In the early 1960's studying to be a Civil Engineer, after we had specialized in 3rd year, we had to do a year of Physics which included Quantum Mechanics and also Geology (both structured for Engineers although we attended many classes with 1st Year Students of those disciplines).
We never quite got our heads around why we as future Civil Engineers had to do a subject that included Quantum Mechanics (which resulted in the Faculty of Engineering ordering the Faculty of Physics to re-mark our final exam papers as they refused to allow that Faculty to fail us). We had less problems with accepting Geology as at least there was a future connection but also a lot of attractive 1st Year Female Geology students.
I found that reading the textbook (particularly for Physics) before lectures just left me more confused. I might as well have been reading in German.
It was only after the Physics lecture that anything remotely made sense. Clearly not much, as 90% failed, including me.

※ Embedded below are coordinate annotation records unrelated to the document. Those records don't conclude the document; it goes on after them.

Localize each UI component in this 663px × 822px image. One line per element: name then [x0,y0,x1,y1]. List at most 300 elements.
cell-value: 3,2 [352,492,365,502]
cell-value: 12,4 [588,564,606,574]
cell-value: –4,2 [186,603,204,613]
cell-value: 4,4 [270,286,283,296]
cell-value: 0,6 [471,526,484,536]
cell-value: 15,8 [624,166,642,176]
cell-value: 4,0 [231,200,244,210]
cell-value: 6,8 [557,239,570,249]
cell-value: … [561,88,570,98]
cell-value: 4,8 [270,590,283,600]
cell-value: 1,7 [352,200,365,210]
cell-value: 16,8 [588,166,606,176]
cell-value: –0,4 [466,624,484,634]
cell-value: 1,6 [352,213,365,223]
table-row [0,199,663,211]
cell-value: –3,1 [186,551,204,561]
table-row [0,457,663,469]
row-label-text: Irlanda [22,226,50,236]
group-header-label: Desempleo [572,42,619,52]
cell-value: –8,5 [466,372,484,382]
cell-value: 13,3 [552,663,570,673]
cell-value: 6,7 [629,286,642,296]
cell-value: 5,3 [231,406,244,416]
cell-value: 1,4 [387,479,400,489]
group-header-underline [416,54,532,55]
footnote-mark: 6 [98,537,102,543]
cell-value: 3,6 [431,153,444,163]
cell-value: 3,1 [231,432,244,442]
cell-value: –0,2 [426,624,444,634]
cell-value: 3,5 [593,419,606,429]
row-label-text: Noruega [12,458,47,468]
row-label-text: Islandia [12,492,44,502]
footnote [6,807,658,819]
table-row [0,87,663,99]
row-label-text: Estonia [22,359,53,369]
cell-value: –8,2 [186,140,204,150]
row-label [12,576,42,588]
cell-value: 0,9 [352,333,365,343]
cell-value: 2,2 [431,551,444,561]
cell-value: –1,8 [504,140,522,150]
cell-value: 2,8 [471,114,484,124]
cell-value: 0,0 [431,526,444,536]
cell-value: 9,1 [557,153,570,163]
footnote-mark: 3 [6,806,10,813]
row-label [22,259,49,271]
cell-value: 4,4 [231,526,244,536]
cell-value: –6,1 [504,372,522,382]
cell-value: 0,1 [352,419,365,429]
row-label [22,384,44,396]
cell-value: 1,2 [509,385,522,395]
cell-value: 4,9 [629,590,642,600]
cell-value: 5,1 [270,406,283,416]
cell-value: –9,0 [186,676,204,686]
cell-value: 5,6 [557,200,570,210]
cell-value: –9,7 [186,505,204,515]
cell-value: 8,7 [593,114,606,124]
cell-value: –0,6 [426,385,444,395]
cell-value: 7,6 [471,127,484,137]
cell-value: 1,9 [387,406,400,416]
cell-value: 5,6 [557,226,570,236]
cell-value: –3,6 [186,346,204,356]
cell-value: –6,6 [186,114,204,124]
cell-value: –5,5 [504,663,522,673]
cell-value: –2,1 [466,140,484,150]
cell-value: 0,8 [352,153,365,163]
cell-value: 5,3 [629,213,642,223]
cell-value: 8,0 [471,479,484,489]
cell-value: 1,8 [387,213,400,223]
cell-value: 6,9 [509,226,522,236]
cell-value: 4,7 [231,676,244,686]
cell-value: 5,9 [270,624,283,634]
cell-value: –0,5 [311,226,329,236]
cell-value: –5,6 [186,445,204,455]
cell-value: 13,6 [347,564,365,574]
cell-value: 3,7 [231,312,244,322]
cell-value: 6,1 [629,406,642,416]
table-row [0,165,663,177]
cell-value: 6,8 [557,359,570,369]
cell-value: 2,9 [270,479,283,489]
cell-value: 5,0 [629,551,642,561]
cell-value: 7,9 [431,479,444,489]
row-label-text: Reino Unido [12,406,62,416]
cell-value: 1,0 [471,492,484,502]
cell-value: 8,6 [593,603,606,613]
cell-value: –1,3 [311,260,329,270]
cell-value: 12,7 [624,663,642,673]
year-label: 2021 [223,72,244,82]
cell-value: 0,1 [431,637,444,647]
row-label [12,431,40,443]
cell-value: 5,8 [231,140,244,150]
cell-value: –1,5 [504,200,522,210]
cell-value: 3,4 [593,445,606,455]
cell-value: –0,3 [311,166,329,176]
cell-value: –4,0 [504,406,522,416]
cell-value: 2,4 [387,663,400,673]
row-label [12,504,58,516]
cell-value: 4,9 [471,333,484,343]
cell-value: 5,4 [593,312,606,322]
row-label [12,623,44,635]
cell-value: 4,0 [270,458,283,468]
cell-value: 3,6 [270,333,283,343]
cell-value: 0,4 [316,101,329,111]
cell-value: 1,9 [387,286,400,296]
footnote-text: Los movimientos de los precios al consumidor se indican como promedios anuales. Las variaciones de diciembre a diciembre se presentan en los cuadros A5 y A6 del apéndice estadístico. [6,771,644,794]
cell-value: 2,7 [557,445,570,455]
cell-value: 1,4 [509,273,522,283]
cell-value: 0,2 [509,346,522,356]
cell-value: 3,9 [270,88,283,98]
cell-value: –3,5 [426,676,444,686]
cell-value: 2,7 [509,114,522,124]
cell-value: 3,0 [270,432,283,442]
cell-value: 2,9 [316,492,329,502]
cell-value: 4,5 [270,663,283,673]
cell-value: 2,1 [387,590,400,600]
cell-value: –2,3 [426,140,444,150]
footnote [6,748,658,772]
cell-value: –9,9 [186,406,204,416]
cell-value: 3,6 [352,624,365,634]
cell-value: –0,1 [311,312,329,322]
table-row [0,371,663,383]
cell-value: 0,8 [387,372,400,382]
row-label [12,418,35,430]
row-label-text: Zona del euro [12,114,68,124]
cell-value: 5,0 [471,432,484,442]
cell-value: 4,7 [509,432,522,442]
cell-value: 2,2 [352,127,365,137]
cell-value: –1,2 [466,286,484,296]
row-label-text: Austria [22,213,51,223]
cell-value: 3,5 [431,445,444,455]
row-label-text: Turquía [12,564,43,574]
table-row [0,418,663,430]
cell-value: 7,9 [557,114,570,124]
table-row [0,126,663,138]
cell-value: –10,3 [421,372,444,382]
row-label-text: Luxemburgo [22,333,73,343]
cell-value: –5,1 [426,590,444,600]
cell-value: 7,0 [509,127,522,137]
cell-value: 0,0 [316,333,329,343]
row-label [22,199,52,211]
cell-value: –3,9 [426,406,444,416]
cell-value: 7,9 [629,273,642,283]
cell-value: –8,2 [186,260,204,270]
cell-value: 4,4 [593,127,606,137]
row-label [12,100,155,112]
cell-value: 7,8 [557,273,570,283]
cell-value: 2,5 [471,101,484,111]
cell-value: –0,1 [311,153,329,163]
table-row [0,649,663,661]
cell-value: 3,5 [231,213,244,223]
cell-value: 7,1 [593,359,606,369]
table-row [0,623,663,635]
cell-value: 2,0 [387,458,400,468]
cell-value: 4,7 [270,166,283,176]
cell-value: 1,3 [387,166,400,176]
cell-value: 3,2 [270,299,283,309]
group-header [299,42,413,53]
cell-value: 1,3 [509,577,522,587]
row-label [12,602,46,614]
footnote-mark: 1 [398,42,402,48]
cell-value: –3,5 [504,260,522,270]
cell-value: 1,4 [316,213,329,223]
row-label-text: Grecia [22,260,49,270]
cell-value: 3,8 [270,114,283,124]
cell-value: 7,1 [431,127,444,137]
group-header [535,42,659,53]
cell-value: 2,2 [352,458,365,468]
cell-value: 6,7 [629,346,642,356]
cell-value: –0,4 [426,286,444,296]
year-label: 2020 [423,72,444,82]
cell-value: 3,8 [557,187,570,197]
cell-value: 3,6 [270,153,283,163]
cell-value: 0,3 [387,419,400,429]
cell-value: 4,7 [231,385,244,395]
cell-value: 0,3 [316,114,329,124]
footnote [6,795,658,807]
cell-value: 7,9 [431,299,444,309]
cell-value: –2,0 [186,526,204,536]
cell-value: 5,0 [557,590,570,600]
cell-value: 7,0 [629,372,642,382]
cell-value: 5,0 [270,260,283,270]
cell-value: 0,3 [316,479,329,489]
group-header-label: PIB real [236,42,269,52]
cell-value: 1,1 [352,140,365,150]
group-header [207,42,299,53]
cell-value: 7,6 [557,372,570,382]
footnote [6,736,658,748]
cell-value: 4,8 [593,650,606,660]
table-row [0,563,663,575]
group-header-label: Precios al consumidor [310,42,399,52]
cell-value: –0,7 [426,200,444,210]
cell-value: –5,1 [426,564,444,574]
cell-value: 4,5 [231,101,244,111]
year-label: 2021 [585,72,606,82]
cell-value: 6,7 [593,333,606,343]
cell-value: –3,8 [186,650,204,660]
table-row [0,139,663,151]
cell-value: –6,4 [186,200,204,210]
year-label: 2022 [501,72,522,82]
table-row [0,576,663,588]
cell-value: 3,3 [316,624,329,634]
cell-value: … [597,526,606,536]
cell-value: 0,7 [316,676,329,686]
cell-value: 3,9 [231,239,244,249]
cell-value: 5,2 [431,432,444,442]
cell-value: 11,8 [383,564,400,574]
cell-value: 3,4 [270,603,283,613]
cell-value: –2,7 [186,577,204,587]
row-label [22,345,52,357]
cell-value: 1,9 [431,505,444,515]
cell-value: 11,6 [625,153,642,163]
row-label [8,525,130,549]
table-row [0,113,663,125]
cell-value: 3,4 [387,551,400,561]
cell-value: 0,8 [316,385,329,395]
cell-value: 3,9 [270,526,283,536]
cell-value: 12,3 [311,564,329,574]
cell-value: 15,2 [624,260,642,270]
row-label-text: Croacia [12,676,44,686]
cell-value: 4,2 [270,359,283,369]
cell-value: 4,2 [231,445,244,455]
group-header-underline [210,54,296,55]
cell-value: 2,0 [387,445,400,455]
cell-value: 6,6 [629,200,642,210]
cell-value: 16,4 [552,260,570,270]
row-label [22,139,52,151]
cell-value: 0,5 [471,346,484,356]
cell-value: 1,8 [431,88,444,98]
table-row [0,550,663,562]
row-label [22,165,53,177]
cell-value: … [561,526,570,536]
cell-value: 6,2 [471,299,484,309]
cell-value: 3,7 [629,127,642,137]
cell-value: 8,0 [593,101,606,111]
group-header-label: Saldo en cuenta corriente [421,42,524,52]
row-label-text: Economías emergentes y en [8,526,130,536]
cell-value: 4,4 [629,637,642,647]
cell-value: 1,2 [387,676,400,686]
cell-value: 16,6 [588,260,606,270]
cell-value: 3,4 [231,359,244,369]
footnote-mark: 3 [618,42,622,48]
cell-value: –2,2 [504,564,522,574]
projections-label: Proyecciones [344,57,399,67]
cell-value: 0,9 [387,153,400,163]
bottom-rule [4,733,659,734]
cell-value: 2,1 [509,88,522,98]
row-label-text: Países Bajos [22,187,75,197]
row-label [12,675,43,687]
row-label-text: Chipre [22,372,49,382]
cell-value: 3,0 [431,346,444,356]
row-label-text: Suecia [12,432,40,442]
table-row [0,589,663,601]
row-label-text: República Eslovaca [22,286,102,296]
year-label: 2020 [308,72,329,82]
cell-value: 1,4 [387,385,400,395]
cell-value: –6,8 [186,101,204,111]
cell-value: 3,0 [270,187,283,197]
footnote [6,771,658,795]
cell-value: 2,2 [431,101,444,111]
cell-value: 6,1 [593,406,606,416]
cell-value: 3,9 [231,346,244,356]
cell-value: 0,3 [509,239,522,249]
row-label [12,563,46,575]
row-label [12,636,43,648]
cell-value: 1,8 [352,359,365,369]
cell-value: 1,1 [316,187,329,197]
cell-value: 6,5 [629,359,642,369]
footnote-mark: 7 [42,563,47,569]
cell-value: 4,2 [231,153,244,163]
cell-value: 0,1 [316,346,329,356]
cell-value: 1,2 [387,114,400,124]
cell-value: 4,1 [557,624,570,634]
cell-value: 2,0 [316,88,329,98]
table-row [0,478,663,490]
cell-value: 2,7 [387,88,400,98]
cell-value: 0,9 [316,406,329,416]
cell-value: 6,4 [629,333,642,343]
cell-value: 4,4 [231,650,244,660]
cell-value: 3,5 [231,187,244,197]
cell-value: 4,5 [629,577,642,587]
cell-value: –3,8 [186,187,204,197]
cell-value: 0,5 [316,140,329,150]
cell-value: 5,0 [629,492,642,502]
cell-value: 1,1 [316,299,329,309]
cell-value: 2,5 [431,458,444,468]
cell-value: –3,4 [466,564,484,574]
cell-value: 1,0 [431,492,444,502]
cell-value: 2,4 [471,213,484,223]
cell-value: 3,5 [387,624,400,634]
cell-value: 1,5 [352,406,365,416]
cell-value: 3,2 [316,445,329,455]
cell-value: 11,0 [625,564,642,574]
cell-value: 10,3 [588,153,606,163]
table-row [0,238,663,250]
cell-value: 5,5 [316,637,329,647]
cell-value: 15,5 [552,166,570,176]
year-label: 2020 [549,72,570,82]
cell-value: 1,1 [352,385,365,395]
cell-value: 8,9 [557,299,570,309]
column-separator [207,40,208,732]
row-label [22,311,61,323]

Even after re-marking, I still had to re-sit the exam over Summer, which to my amazement I passed.
Subjects in which you have little or no previous exposure that are very technical, are very difficult to 'get your head around' without some guidance. A very good lecturer can achieve that.
Misc comments
One thing I recall from travels in Italy is that you can usually request that the waitstaff bring you a coffee. If you do, it will be significantly better than the pot of coffee on the buffet counter. Same often applies in France
In most respects everything you describe about European hotels also applies to Japanese ones (and in my more limited experience Korean and Taiwanese ones). In Tokyo one of the big differentiators between budget hotels (e.g. APA hotels) and more luxury ones like Prince Hotels is room size. The former are tiny, the latter can be as spacious as American hotels. Japanese hotels tend to not have a breakfast buffet by default, you have to get a reservation that includes it (or pay for it when you eat it) but it is, like the European ones, normally a very good deal and well worth it though if you want the regular American / European food options you may be disappointed as to choice and availability. Japanese hotels often have a dedicated public bathing area (segregated male/female) which frequently includes a sauna and sometimes odd bubble massage sections. After a long day on your feet these are very very welcome.